I agree, Raymond! It is great to hear about a species that is doing well. The animal is extraordinary, as you say.

Linda Crampton (author) from British Columbia, Canada on February 03, 2020:

Hi, Manatita. I'm not sure what sound you're referring to. Life on Earth is certainly awesome. There's a lot of beauty to be found here. Thank you for the comment.

Chuck Nugent from Tucson, Arizona on February 03, 2020:

This is a great Hub about a fascinating creature. I had never heard of this type of shark before and enjoyed reading your article. You did a great job of researching and writing this.

Linda Crampton (author) from British Columbia, Canada on February 03, 2020:

Hi, Louise. I think the ocean is fascinating to explore. As you say, it contains some lovely creatures!

Linda Crampton (author) from British Columbia, Canada on February 03, 2020:

Hi, Bushra. I think it's a fascinating animal, too!

Linda Crampton (author) from British Columbia, Canada on February 03, 2020:

Hi, Devika. Thanks for the comment. The epaulette shark has some very interesting features. I think it's worth studying.

Liz Westwood from UK on February 03, 2020:

This is a very detailed and informative article. I have learnt a lot from reading it. I had no idea about epaulette sharks before. Thank you for enlightening me about their existence. I shall keep an eye out for them in future when visiting aquariums. I was especially amazed at their ability to 'walk' and survive for short periods out of the water.

Pamela Oglesby from Sunny Florida on February 03, 2020:

I have never heard of a walking shark before and I didnot know there were so many types of sharks. I found the epaulette shark to be quite interesting. Thanks a wealth of new informaiton.

Raymond Philippe from The Netherlands on February 03, 2020:

Isn’t it great, for a change, to read a particular species is doing well instead of disappearing from the earth’s surface. What an extraordinary shark.

manatita44 from london on February 03, 2020:

Fascinating! This sound that I hear in the videos, is it their breathing? They leave me in awe and all the more reverential to the Higher Intelligence, which some call God. We live with so much beauty! Just a little more in human hearts and we will enjoy an amazing universe. Gratitude.

Louise Powles from Norfolk, England on February 03, 2020:

I've never seen a shark like this before, but I think it's really cute. It's amazing the amount of lovely creatures in the ocean.
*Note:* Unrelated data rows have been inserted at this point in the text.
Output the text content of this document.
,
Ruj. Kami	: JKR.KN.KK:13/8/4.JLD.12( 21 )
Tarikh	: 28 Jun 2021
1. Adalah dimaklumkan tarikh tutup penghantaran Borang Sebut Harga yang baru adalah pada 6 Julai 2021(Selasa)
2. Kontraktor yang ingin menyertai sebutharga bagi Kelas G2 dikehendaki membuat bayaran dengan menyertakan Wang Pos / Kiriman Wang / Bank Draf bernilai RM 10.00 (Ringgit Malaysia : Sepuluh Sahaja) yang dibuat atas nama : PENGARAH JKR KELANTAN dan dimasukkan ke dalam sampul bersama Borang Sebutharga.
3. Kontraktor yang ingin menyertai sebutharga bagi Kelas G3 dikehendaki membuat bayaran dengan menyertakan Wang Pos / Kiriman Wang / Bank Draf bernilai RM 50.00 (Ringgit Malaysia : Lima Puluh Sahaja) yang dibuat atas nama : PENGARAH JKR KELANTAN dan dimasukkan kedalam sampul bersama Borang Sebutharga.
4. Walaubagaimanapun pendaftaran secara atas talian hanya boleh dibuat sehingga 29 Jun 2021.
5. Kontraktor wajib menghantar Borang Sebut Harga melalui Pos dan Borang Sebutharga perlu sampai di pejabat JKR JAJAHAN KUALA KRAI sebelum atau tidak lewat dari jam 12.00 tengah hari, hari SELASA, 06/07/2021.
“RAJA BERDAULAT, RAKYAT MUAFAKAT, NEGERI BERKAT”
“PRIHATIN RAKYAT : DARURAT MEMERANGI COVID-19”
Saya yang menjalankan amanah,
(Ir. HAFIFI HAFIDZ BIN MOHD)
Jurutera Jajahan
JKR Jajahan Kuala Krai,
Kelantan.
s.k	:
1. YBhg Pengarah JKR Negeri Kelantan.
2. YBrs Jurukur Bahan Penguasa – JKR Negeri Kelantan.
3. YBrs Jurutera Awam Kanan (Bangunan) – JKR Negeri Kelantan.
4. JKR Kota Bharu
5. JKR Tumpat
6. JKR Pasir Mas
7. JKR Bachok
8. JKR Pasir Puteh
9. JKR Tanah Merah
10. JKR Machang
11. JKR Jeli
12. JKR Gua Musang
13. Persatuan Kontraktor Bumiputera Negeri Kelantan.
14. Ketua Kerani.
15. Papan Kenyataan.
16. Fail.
Anya Ali from Rabwah, Pakistan on February 03, 2020:

What a fascinating animal! Thank you for posting this article here.

Devika Primic on February 03, 2020:

Hi Linda an amazing write up here on this fish. I had no idea of it and somehow you got to it and informed me of such an interesting and fascinating . Facts are intriguing and a thorough research into the life of this fish tells me you know it better than I

Linda Crampton (author) from British Columbia, Canada on February 03, 2020:

Thank you for the visit and the comment, Eman.

Eman Abdallah Kamel from Egypt on February 03, 2020:

It is really an unusual and interesting fish. I enjoyed reading this educational article.

Linda Crampton (author) from British Columbia, Canada on February 02, 2020:

Thank you, Umesh. I appreciate the comment.

Umesh Chandra Bhatt from Kharghar, Navi Mumbai, India on February 02, 2020:

Well researched and exhaustive. Nice work. Thanks.